As the culture divides on economic lines, it seems plausible a situation could arise like the one in 2016's Hell or High Water. It has two sides who seem equally justified however inescapable their conflict is, one side fighting against a legal system designed to break them, the other fighting to protect the lives of citizens. It fits perfectly the tone of a western, especially one of the best from the late 50s and 60s, where you find yourself liking both sides. Hell or High Water makes some choices in creating supporting characters I disliked but mainly it’s a good film about people trying to live in a slightly dreamlike version of Texas.

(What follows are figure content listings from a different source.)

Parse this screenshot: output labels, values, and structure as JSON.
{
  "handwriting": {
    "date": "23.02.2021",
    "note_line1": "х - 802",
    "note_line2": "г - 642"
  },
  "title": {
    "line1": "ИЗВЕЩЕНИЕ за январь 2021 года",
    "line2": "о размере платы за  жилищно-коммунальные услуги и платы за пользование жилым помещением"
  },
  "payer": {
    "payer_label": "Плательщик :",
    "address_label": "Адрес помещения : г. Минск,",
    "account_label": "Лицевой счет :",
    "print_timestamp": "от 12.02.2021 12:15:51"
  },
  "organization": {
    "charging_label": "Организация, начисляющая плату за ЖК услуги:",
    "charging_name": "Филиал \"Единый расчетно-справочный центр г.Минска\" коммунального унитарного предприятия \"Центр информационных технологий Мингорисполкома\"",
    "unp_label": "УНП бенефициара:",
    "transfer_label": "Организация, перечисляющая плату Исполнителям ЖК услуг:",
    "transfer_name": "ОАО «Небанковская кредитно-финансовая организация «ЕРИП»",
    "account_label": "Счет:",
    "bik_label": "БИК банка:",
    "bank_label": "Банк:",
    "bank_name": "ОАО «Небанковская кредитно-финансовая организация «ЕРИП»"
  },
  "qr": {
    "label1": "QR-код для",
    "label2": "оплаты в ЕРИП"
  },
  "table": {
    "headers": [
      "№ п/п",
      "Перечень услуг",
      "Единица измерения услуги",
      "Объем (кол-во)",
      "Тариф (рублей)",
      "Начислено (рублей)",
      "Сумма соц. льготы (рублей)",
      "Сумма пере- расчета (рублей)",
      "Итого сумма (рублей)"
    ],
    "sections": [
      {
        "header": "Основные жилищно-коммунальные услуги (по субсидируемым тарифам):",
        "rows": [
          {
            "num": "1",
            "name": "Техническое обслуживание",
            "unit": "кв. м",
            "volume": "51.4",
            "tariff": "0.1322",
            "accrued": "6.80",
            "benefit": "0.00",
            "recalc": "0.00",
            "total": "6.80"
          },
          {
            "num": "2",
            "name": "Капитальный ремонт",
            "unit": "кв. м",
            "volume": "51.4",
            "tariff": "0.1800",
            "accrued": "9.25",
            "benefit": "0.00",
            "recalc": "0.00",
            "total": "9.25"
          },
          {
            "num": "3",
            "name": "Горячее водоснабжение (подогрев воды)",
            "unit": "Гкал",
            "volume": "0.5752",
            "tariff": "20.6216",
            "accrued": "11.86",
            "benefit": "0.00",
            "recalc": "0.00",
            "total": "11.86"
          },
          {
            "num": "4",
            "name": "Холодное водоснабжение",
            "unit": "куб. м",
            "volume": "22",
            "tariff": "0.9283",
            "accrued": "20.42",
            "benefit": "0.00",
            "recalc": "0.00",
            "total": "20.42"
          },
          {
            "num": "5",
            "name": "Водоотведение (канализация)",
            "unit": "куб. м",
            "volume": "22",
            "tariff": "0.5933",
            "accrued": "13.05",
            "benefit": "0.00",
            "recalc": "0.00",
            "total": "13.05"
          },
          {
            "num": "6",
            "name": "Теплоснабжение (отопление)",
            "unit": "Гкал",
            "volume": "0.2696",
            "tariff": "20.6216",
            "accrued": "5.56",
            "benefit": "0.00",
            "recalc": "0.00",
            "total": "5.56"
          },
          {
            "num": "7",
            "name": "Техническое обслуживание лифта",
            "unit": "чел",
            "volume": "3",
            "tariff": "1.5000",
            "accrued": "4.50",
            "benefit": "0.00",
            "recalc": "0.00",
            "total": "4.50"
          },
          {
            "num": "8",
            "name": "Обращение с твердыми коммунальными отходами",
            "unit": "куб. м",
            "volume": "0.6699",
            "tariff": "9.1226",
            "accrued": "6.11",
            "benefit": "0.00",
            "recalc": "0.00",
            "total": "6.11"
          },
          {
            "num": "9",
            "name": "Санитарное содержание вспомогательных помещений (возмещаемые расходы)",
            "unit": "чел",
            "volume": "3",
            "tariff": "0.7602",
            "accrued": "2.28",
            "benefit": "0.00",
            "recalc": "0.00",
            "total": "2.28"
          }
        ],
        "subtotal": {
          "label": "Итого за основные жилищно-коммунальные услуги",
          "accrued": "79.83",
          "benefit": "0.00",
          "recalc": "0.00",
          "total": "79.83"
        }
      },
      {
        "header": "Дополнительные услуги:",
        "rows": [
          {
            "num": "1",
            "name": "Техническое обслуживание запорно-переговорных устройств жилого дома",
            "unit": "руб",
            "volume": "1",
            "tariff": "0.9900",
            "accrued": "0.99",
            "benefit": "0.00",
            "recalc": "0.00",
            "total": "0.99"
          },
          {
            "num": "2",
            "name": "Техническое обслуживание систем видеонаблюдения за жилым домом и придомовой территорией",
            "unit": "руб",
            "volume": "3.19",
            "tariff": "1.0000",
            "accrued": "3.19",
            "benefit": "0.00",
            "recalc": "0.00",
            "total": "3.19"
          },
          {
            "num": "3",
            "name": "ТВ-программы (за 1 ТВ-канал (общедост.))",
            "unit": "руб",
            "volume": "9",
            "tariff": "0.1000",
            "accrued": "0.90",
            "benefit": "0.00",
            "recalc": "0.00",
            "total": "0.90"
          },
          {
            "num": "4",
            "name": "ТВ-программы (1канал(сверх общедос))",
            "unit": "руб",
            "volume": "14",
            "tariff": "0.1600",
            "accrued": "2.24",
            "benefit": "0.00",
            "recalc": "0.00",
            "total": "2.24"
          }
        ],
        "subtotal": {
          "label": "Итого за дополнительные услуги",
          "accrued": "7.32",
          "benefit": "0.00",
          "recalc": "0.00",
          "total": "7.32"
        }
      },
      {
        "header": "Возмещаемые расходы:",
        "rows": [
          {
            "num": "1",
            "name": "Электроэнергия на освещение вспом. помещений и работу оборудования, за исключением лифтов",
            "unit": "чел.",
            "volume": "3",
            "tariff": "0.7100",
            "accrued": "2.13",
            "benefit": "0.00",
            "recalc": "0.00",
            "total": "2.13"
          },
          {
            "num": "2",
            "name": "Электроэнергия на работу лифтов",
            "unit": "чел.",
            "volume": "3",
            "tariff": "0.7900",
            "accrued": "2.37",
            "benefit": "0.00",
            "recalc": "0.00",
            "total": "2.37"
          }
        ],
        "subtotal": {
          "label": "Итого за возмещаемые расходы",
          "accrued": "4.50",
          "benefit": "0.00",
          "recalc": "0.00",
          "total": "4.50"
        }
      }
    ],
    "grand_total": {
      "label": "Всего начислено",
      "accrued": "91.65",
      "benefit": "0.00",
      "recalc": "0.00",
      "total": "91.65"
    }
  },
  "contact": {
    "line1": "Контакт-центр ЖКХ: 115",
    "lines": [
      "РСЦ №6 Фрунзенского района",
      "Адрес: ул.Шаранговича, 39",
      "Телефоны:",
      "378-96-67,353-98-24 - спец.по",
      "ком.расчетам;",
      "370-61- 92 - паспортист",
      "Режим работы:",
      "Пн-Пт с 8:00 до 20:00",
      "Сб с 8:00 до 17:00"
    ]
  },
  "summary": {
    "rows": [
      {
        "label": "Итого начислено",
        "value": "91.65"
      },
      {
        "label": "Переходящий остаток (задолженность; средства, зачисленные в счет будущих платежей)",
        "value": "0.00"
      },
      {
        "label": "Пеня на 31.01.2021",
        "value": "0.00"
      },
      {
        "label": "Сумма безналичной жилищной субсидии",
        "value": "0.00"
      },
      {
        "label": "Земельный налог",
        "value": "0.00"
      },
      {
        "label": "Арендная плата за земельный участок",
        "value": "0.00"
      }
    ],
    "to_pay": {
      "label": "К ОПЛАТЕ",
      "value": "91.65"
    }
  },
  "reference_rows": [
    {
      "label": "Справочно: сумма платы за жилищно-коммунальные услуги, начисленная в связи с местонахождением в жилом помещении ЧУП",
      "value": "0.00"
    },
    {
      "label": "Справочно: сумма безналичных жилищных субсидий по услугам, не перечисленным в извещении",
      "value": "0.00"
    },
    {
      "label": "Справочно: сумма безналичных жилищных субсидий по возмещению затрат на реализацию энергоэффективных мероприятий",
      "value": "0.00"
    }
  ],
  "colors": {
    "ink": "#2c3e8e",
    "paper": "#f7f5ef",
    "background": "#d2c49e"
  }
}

Chris Pine and Ben Foster play brothers who are robbing branches of the Texas Midlands Bank—only the Texas Midlands Bank. It turns out they have good reason to want vengeance against this particular bank but even before this is revealed people instinctively sympathise with them, like a waitress who accepts a wad of bills as a tip from Pine’s character. When a ranger, played by Jeff Bridges, wants to take the money as evidence, she becomes immediately angry, explaining this money can help make sure there’s still a roof over her child’s head.
The interaction reflects an instinctive distrust between the working class and symbols of institutional authority despite the fact that Bridges of course seems pretty down to earth. In the hands of most other actors, his character would have been one of the weakest parts of the film.
Like Clint Eastwood in Gran Torino, Bridges’ Marcus Hamilton is one of those old white men characters who casually says racist things all the time, in this case to his Native American partner Alberto (Gil Birmingham), and it’s supposed to be endearing and plausible. At least this time the target of his insults, Alberto, doesn’t seem to approve of them; still, for something that seems meant to be uncompromisingly realistic, it’s something I’ve never, ever seen in real life. And I’ve been to Texas and Tennessee. No matter how old a guy is, unless he has dementia, he reserves insults, racist or otherwise, for when he wants fight, not for a casual chat while on the job.
The film has the shadow of the Coen Brothers hanging over it with True Grit and No Country for Old Men apparently being influences and there’s an attempt to create colourful minor characters, something the Coens excel at. Director David Mackenzie and screenwriter Taylor Sheridan, though, don’t have the knack so we get things like an elderly waitress who goes on a rant to explain why she asks her customers what they don’t want. It’s like one of the episodes of Twin Peaks written and directed by people other then David Lynch—filled with conspicuous “look how odd” moments that thoroughly lack the authenticity of their inspiration.
But the film makes up for it by carefully building the relationship between Pine and Foster. The last act of the film is wonderful in its tension between two irreconcilable but sympathetic sides and the final dialogues of the film have the mythic quality of great westerns. The soundtrack by Nick Cave and Warren Ellis is also great. Somehow Nick Cave has become the go-to guy for scoring westerns.